Methods: We report, in this observational study, our long-term experience treating 70 patients with biopsy-proven LN, with MMF as continuous induction-maintenance therapy, who were followed up prospectively over a 5-year period. As rescue therapy for MMF-resistant cases, tacrolimus (0.075 mg/kg/day) was added. The study primary end point was complete response (CR). Secondary end points included partial response (PR), treatment failure, relapse and side effects. Predictor factors associated to renal outcome were analysed by Cox regression analysis.

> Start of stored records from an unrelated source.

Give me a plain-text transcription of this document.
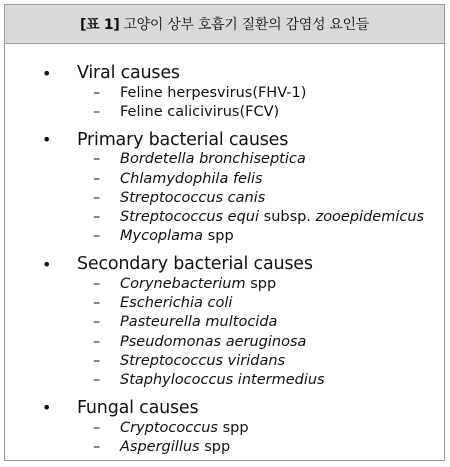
[표 1] 고양이 상부 호흡기 질환의 감염성 요인들
•	Viral causes
–	Feline herpesvirus(FHV-1)
–	Feline calicivirus(FCV)
•	Primary bacterial causes
–	Bordetella bronchiseptica
–	Chlamydophila felis
–	Streptococcus canis
–	Streptococcus equi subsp. zooepidemicus
–	Mycoplama spp
•	Secondary bacterial causes
–	Corynebacterium spp
–	Escherichia coli
–	Pasteurella multocida
–	Pseudomonas aeruginosa
–	Streptococcus viridans
–	Staphylococcus intermedius
•	Fungal causes
–	Cryptococcus spp
–	Aspergillus spp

Results: Thirty-six MMF-treated patients (51%) remained in CR, and 23 (33%) failed treatment at last follow-up. Time to treatment failure was associated with persistent hypoalbuminaemia (hazard ratio (HR) = 0.87; 95%CI, 0.81-0.95; P = 0.001), higher proteinuria (HR = 1.29; 95%CI, 1.03-1.62; P = 0.030) and fewer early responses (HR 0.28; 95%CI, 0.10-0.77; P = 0.014). Renal relapse occurred in 24 (34%) patients. Time to flare was associated with persistent anti-dsDNA titres (HR = 1.001; 95%CI, 1.001-1.003; P = 0.005) and younger age at inclusion (HR = 0.36; 95%CI, 0.14-0.90; P = 0.029). Tacrolimus was added to 17 (24%) patients. A significant reduction of proteinuria was already observed at 3 months (P = 0.002). After 2 years follow-up, 12 (70%) of them achieved clinical response (six CR and six PR). Conclusions. MMF is an effective treatment for LN. Combination therapy with tacrolimus is an effective and safe alternative for MMF-resistant patients.